Headliner: Chance the Rapper
Representing: Southside of Chicago
Mixtape: Acid Rap
Real Spit: Chance the Rapper laced his 13-track mixtape Acid Rap with nostalgic samples that evoke a sense of familiarity despite the freshness of the songs. But over those melodic beats, he also encourages popular discourse and gives listeners with the opportunity to question themselves.
“I’m not really worried about co-signs or being accepted by the hip-hop community at this point,” Chance tells MTV News. “My come-out record, 10 Day, was the thing people were supposed to hear and figure out ‘he’s good’ or ‘he’s not good. Acid Rap is the comeback tape and it asks way bigger and better questions than ‘Is he good at rapping?’ It’s an important project that people will listen to, gain insight on the world from, and ask themselves questions that need to be asked.”
One of those thoughtful takeaways would be the extent to which racial stigmas still affect the interaction of youth in minority neighborhoods. It’s a topic that Chancelor Bennett broaches on “Everybody’s Something,” a track which was inspired by his own experience growing up on the Southside of Chicago, and amplified by Lil Durk’s musings about chopping off his dreads on the mixtape Life Ain’t No Joke.
“Everybody’s Something”: “I used to tell h–s I was dark light or off white, but I’ll fight if a n—a said that I talk white/ And both my parents was black but they saw it fit that I talk right/ With my drawers hid but my hard head stayed in the clouds like a lost kite.”

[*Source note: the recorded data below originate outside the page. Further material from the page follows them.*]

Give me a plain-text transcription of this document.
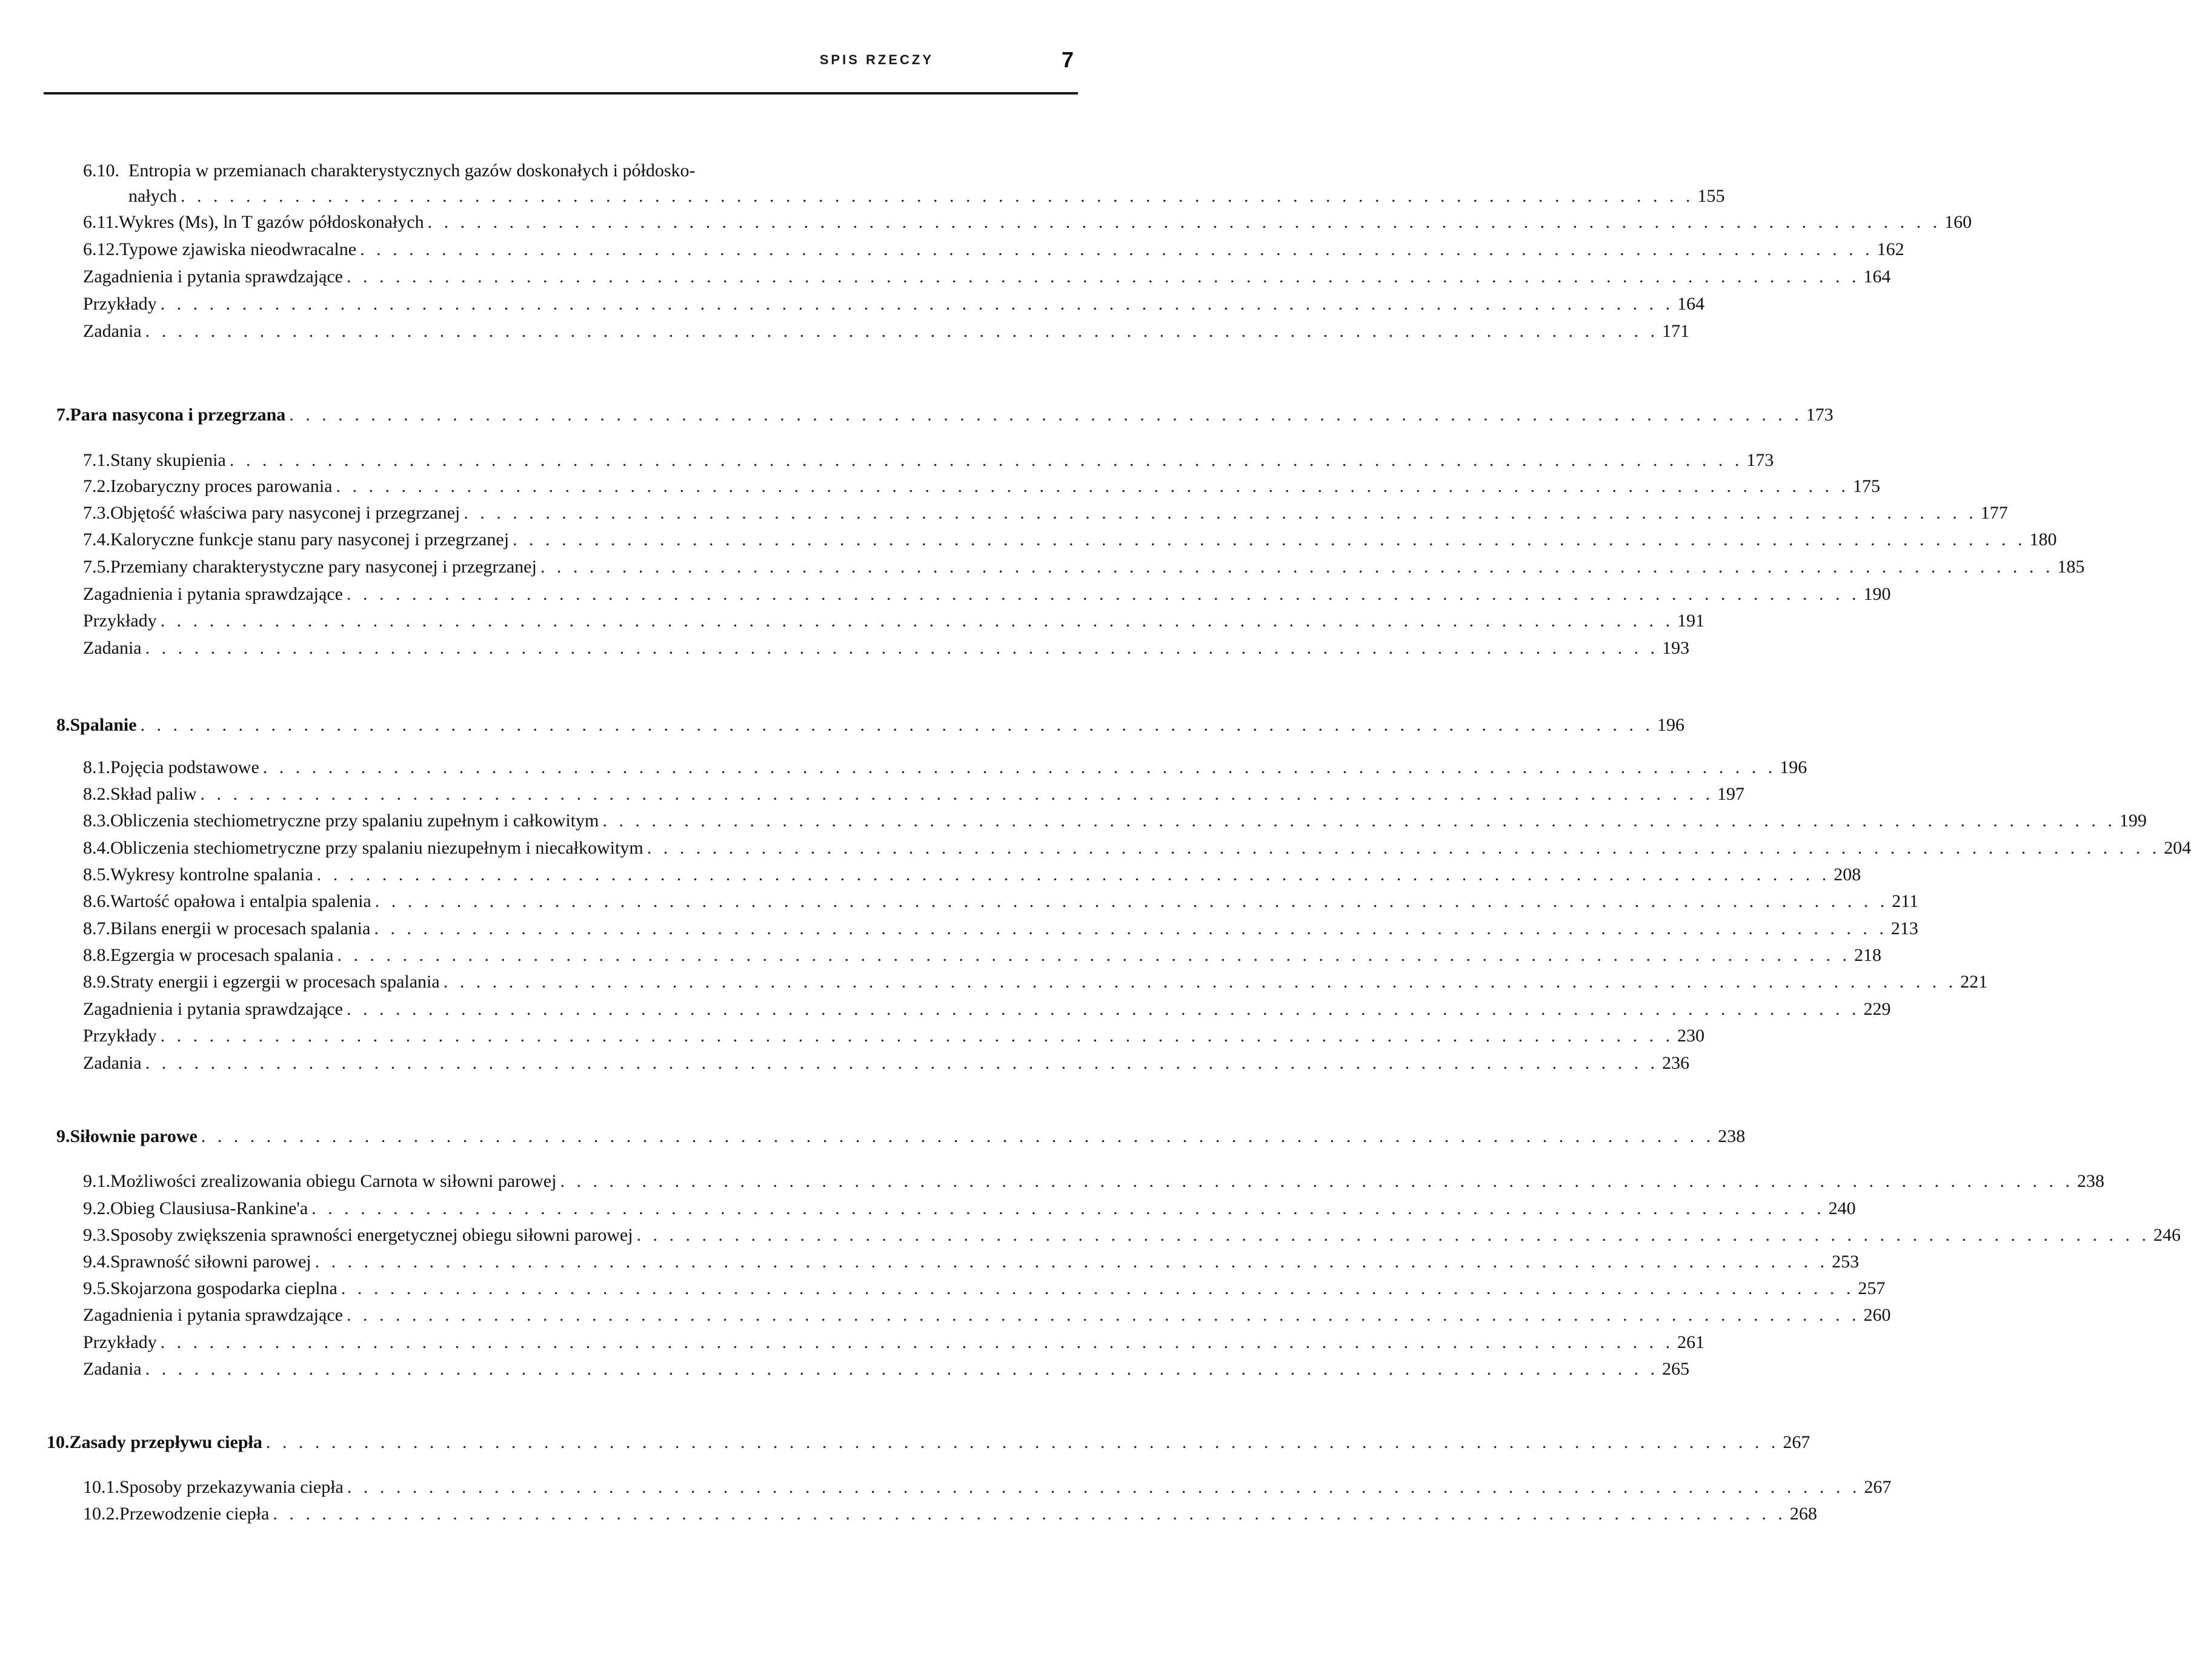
SPIS RZECZY	7
6.10. Entropia w przemianach charakterystycznych gazów doskonałych i półdosko-
nałych . . . . . . . . . . . . . . . . . . . . . . . . . . . . . . . . . . . . . . . . . . . . . . . . . . . . . . . . . . . . . . . . . . . . . . . . . . . . . . . . . . . . . . . . . . . . . 155
6.11. Wykres (Ms), ln T gazów półdoskonałych . . . . . . . . . . . . . . . . . . . . . . . . . . . . . . . . . . . . . . . . . . . . . . . . . . . . . . . . . . . . . . . . . . . . . . . . . . . . . . . . . . . . . . . . . . . . . 160
6.12. Typowe zjawiska nieodwracalne . . . . . . . . . . . . . . . . . . . . . . . . . . . . . . . . . . . . . . . . . . . . . . . . . . . . . . . . . . . . . . . . . . . . . . . . . . . . . . . . . . . . . . . . . . . . . 162
Zagadnienia i pytania sprawdzające . . . . . . . . . . . . . . . . . . . . . . . . . . . . . . . . . . . . . . . . . . . . . . . . . . . . . . . . . . . . . . . . . . . . . . . . . . . . . . . . . . . . . . . . . . . . . 164
Przykłady . . . . . . . . . . . . . . . . . . . . . . . . . . . . . . . . . . . . . . . . . . . . . . . . . . . . . . . . . . . . . . . . . . . . . . . . . . . . . . . . . . . . . . . . . . . . . 164
Zadania . . . . . . . . . . . . . . . . . . . . . . . . . . . . . . . . . . . . . . . . . . . . . . . . . . . . . . . . . . . . . . . . . . . . . . . . . . . . . . . . . . . . . . . . . . . . . 171
7. Para nasycona i przegrzana . . . . . . . . . . . . . . . . . . . . . . . . . . . . . . . . . . . . . . . . . . . . . . . . . . . . . . . . . . . . . . . . . . . . . . . . . . . . . . . . . . . . . . . . . . . . . 173
7.1. Stany skupienia . . . . . . . . . . . . . . . . . . . . . . . . . . . . . . . . . . . . . . . . . . . . . . . . . . . . . . . . . . . . . . . . . . . . . . . . . . . . . . . . . . . . . . . . . . . . . 173
7.2. Izobaryczny proces parowania . . . . . . . . . . . . . . . . . . . . . . . . . . . . . . . . . . . . . . . . . . . . . . . . . . . . . . . . . . . . . . . . . . . . . . . . . . . . . . . . . . . . . . . . . . . . . 175
7.3. Objętość właściwa pary nasyconej i przegrzanej . . . . . . . . . . . . . . . . . . . . . . . . . . . . . . . . . . . . . . . . . . . . . . . . . . . . . . . . . . . . . . . . . . . . . . . . . . . . . . . . . . . . . . . . . . . . . 177
7.4. Kaloryczne funkcje stanu pary nasyconej i przegrzanej . . . . . . . . . . . . . . . . . . . . . . . . . . . . . . . . . . . . . . . . . . . . . . . . . . . . . . . . . . . . . . . . . . . . . . . . . . . . . . . . . . . . . . . . . . . . . 180
7.5. Przemiany charakterystyczne pary nasyconej i przegrzanej . . . . . . . . . . . . . . . . . . . . . . . . . . . . . . . . . . . . . . . . . . . . . . . . . . . . . . . . . . . . . . . . . . . . . . . . . . . . . . . . . . . . . . . . . . . . . 185
Zagadnienia i pytania sprawdzające . . . . . . . . . . . . . . . . . . . . . . . . . . . . . . . . . . . . . . . . . . . . . . . . . . . . . . . . . . . . . . . . . . . . . . . . . . . . . . . . . . . . . . . . . . . . . 190
Przykłady . . . . . . . . . . . . . . . . . . . . . . . . . . . . . . . . . . . . . . . . . . . . . . . . . . . . . . . . . . . . . . . . . . . . . . . . . . . . . . . . . . . . . . . . . . . . . 191
Zadania . . . . . . . . . . . . . . . . . . . . . . . . . . . . . . . . . . . . . . . . . . . . . . . . . . . . . . . . . . . . . . . . . . . . . . . . . . . . . . . . . . . . . . . . . . . . . 193
8. Spalanie . . . . . . . . . . . . . . . . . . . . . . . . . . . . . . . . . . . . . . . . . . . . . . . . . . . . . . . . . . . . . . . . . . . . . . . . . . . . . . . . . . . . . . . . . . . . . 196
8.1. Pojęcia podstawowe . . . . . . . . . . . . . . . . . . . . . . . . . . . . . . . . . . . . . . . . . . . . . . . . . . . . . . . . . . . . . . . . . . . . . . . . . . . . . . . . . . . . . . . . . . . . . 196
8.2. Skład paliw . . . . . . . . . . . . . . . . . . . . . . . . . . . . . . . . . . . . . . . . . . . . . . . . . . . . . . . . . . . . . . . . . . . . . . . . . . . . . . . . . . . . . . . . . . . . . 197
8.3. Obliczenia stechiometryczne przy spalaniu zupełnym i całkowitym . . . . . . . . . . . . . . . . . . . . . . . . . . . . . . . . . . . . . . . . . . . . . . . . . . . . . . . . . . . . . . . . . . . . . . . . . . . . . . . . . . . . . . . . . . . . . 199
8.4. Obliczenia stechiometryczne przy spalaniu niezupełnym i niecałkowitym . . . . . . . . . . . . . . . . . . . . . . . . . . . . . . . . . . . . . . . . . . . . . . . . . . . . . . . . . . . . . . . . . . . . . . . . . . . . . . . . . . . . . . . . . . . . . 204
8.5. Wykresy kontrolne spalania . . . . . . . . . . . . . . . . . . . . . . . . . . . . . . . . . . . . . . . . . . . . . . . . . . . . . . . . . . . . . . . . . . . . . . . . . . . . . . . . . . . . . . . . . . . . . 208
8.6. Wartość opałowa i entalpia spalenia . . . . . . . . . . . . . . . . . . . . . . . . . . . . . . . . . . . . . . . . . . . . . . . . . . . . . . . . . . . . . . . . . . . . . . . . . . . . . . . . . . . . . . . . . . . . . 211
8.7. Bilans energii w procesach spalania . . . . . . . . . . . . . . . . . . . . . . . . . . . . . . . . . . . . . . . . . . . . . . . . . . . . . . . . . . . . . . . . . . . . . . . . . . . . . . . . . . . . . . . . . . . . . 213
8.8. Egzergia w procesach spalania . . . . . . . . . . . . . . . . . . . . . . . . . . . . . . . . . . . . . . . . . . . . . . . . . . . . . . . . . . . . . . . . . . . . . . . . . . . . . . . . . . . . . . . . . . . . . 218
8.9. Straty energii i egzergii w procesach spalania . . . . . . . . . . . . . . . . . . . . . . . . . . . . . . . . . . . . . . . . . . . . . . . . . . . . . . . . . . . . . . . . . . . . . . . . . . . . . . . . . . . . . . . . . . . . . 221
Zagadnienia i pytania sprawdzające . . . . . . . . . . . . . . . . . . . . . . . . . . . . . . . . . . . . . . . . . . . . . . . . . . . . . . . . . . . . . . . . . . . . . . . . . . . . . . . . . . . . . . . . . . . . . 229
Przykłady . . . . . . . . . . . . . . . . . . . . . . . . . . . . . . . . . . . . . . . . . . . . . . . . . . . . . . . . . . . . . . . . . . . . . . . . . . . . . . . . . . . . . . . . . . . . . 230
Zadania . . . . . . . . . . . . . . . . . . . . . . . . . . . . . . . . . . . . . . . . . . . . . . . . . . . . . . . . . . . . . . . . . . . . . . . . . . . . . . . . . . . . . . . . . . . . . 236
9. Siłownie parowe . . . . . . . . . . . . . . . . . . . . . . . . . . . . . . . . . . . . . . . . . . . . . . . . . . . . . . . . . . . . . . . . . . . . . . . . . . . . . . . . . . . . . . . . . . . . . 238
9.1. Możliwości zrealizowania obiegu Carnota w siłowni parowej . . . . . . . . . . . . . . . . . . . . . . . . . . . . . . . . . . . . . . . . . . . . . . . . . . . . . . . . . . . . . . . . . . . . . . . . . . . . . . . . . . . . . . . . . . . . . 238
9.2. Obieg Clausiusa-Rankine'a . . . . . . . . . . . . . . . . . . . . . . . . . . . . . . . . . . . . . . . . . . . . . . . . . . . . . . . . . . . . . . . . . . . . . . . . . . . . . . . . . . . . . . . . . . . . . 240
9.3. Sposoby zwiększenia sprawności energetycznej obiegu siłowni parowej . . . . . . . . . . . . . . . . . . . . . . . . . . . . . . . . . . . . . . . . . . . . . . . . . . . . . . . . . . . . . . . . . . . . . . . . . . . . . . . . . . . . . . . . . . . . . 246
9.4. Sprawność siłowni parowej . . . . . . . . . . . . . . . . . . . . . . . . . . . . . . . . . . . . . . . . . . . . . . . . . . . . . . . . . . . . . . . . . . . . . . . . . . . . . . . . . . . . . . . . . . . . . 253
9.5. Skojarzona gospodarka cieplna . . . . . . . . . . . . . . . . . . . . . . . . . . . . . . . . . . . . . . . . . . . . . . . . . . . . . . . . . . . . . . . . . . . . . . . . . . . . . . . . . . . . . . . . . . . . . 257
Zagadnienia i pytania sprawdzające . . . . . . . . . . . . . . . . . . . . . . . . . . . . . . . . . . . . . . . . . . . . . . . . . . . . . . . . . . . . . . . . . . . . . . . . . . . . . . . . . . . . . . . . . . . . . 260
Przykłady . . . . . . . . . . . . . . . . . . . . . . . . . . . . . . . . . . . . . . . . . . . . . . . . . . . . . . . . . . . . . . . . . . . . . . . . . . . . . . . . . . . . . . . . . . . . . 261
Zadania . . . . . . . . . . . . . . . . . . . . . . . . . . . . . . . . . . . . . . . . . . . . . . . . . . . . . . . . . . . . . . . . . . . . . . . . . . . . . . . . . . . . . . . . . . . . . 265
10. Zasady przepływu ciepła . . . . . . . . . . . . . . . . . . . . . . . . . . . . . . . . . . . . . . . . . . . . . . . . . . . . . . . . . . . . . . . . . . . . . . . . . . . . . . . . . . . . . . . . . . . . . 267
10.1. Sposoby przekazywania ciepła . . . . . . . . . . . . . . . . . . . . . . . . . . . . . . . . . . . . . . . . . . . . . . . . . . . . . . . . . . . . . . . . . . . . . . . . . . . . . . . . . . . . . . . . . . . . . 267
10.2. Przewodzenie ciepła . . . . . . . . . . . . . . . . . . . . . . . . . . . . . . . . . . . . . . . . . . . . . . . . . . . . . . . . . . . . . . . . . . . . . . . . . . . . . . . . . . . . . . . . . . . . . 268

Lyrical breakdown: “There’s just this stigma of self-hatred [within] the black community. People wanna say that they’re part Native American or mixed, or anything other than black. We’re raised to believe that there’s something better about not being fully black, something eccentric about it. I’m saying I used to tell girls that I was mixed, which is a bold-faced lie! I’m light skinned and I used to lean on that because that’s something a lot of black people pride themselves on and it’s weird. I would even go lengths to lie and say that I’m mixed or biracial when in another light, I’d fight if a n—-a said that I talked white.
“The idea of ‘talking white,’ a lot of people grew up around that, just the idea that if you speak with proper diction and come off as educated that it’s not black and that it’s actually anti-black and should be considered only something that white people would do. It’s just a weird juxtaposition for someone who, growing up, was so into being of a higher class and aligning with light skinned or bi-racial people, but couldn’t deal with the accusation of ‘talking white.’ I was knocking ni—s out quickly for that sh–.
Additional Joints to check for:
“Good Ass Intro” With its heavy acid jazz, gospel and Chicago juke music influence, “Good Ass Intro” is what Chance calls the most important track on the album. “It’s the perfect thesis for who I am as an artist. The sample is actually a vocal sample from John Legend, buried really deep in there, from Kanye West’s “Good Intro” on his Freshmen Adjustment 2 mixtape. I was listening to that a lot when I was finishing the tape and it’s hard not to take something from Kanye because he’s just a huge influence for anybody who makes music post 2004. Even in production the track mirrors Kanye’s process; there’s four producers including me, three trumpets, six vocalists — it’s just a really big track.”